UN Office for the Coordination of Humanitarian Affairs
LIBERIA: Bring out hidden weapons, says UN force commander
TUBMANBURG, 26 Apr 2004 (IRIN) - The commander of the United Nations Peacekeeping force in Liberia, General Daniel Opande, has warned fighters of Liberian warring parties not to hide weapons during the war-torn country's disarmament programme.
"For any former fighter to be caught with hidden arms will constitute a criminal offence," warned Opande. The United Nations Mission in Liberia (UNMIL) commander was speaking in Tubmanburg, 60 kilometres north of the capital Monrovia, where 250 former combatants from the former rebel movement Liberians United for Reconciliation and Democracy (LURD) were disarmed at a third UNMIL cantonment site.
Flanked by UN force officers, Opande warned former fighters of all sides: "If they have any hidden weapons, they must now turn those weapons over to UNMIL."
The UNMIL disarmament programme was re-launched in the LURD stronghold of Gbarnga on April 15. Days later a second cantonment site was opened to disarm fighters from the Movement for Democracy in Liberia (MODEL) in their eastern stronghold, Buchanan.
Although UNMIL chiefs have praised the peaceful manner in which the process is being conducted, there is growing concern that not all the weapons in circulation are being collected from fighters.
"If you have more than one weapon, do not give me one and keep the other," Opande told ex-combatants. "If you have a hundred rounds of ammunitions, a hundred weapons, bring them all! UNMIL will not allow anyone to hide weapons and let this be a clear message for LURD, MODEL and former government fighters".
In the streets of Tubmanburg, LURD fighters were seen carrying ammunition, hand grenades, mortar rounds and rocket grenades as they headed jubilantly for the disarmament site.
Some of the fighters chanted: "The war is over! We want peace - no more war!" as two UN fighter helicopters flew overhead.
General Prince Seo, acting Chief of Staff of LURD, handed in his AK47 assault rifle. Six other officers from the LURD top brass also surrendered weapons. Seo told IRIN that all of his men were ready to be disarmed by UNMIL.

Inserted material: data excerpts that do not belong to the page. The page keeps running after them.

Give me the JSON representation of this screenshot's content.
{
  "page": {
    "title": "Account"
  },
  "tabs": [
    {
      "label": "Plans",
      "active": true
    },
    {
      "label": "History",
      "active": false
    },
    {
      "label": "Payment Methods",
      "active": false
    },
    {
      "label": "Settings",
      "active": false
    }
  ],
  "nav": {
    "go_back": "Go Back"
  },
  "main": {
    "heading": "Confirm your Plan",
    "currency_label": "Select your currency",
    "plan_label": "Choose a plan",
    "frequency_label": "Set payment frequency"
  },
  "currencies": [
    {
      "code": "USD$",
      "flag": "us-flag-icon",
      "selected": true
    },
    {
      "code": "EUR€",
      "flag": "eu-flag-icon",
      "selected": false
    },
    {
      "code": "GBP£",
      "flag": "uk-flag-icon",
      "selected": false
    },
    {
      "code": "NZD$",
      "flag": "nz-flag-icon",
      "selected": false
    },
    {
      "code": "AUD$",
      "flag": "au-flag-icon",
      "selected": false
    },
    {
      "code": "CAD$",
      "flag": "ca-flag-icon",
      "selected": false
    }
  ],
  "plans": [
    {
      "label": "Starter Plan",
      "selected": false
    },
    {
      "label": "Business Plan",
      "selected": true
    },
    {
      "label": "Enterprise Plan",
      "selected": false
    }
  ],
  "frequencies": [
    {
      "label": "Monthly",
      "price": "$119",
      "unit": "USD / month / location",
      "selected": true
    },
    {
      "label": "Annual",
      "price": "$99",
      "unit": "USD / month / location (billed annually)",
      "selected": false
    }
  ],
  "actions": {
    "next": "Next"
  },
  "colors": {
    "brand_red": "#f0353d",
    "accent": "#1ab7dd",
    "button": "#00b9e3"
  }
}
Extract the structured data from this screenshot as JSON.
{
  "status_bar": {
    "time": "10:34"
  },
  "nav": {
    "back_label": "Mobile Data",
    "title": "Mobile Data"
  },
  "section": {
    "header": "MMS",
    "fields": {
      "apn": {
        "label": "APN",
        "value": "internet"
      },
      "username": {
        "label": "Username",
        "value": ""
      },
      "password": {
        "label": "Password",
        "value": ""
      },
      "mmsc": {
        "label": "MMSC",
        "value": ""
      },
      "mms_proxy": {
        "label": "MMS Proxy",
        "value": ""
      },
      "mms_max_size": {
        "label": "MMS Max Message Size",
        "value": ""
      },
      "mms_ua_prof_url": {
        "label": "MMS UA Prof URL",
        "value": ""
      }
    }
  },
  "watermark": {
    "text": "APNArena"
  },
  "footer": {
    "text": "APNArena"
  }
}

"Today, it is time for peace, yesterday was for war and we are now assembling all of our fighters in far away villages to disarm to UNMIL," said Seo, who made a further presentation of two-truck loads of mostly anti-aircraft rounds and an anti-aircraft machine gun.
LURD leader Sekou Conneh and other members of the rebel movement's political leadership did not attend the disarmament ceremony.
According to Opande, over 3000 fighters have been disarmed since the UN's programme was re-launched in mid-April. Once relieved of their weapons, fighters will be placed in a cantonment unit for one week, where they will receive medical attention and psychological counselling as well as discussing vocational training options. At the end of the week, each will be given US$ 150.
A further US$ 150 payment will be made to help fighters reintegrate when they return to their hometowns and villages for the vocational training.
In neighbouring Cote d'Ivoire, where a UN peacekeeping operation is just beginning, former combatants will receive twice as much money for the guns that they hand in.
There is concern in Liberia that the disarmament scheme is open to abuse with even some non-combatants trying to benefit from the disarmament package on offer. Monrovia residents have reported cases of fighters who have given out weapons to people who have never previously born arms in return for a share in their disarmament payments of US$ 300.
There are an estimated 40,000 to 50,000 former combatants in Liberia. Opande said that Tubmanburg was the starting point for the expansion of the disarmament exercise in LURD's western and northern territories.
"In the next few weeks, we will extend the disarmament to Grand Cape Mount, Gbarpolu [in the far north-west] before reaching as far as Lofa in the north," Opande added.
Lofa county saw some of the fiercest fighting in Liberia's 14 years of brutal civil war. The conflicted ended in August last year with the signing of a peace deal and the international community's approval of a 15,000-strong UN peacekeeping force.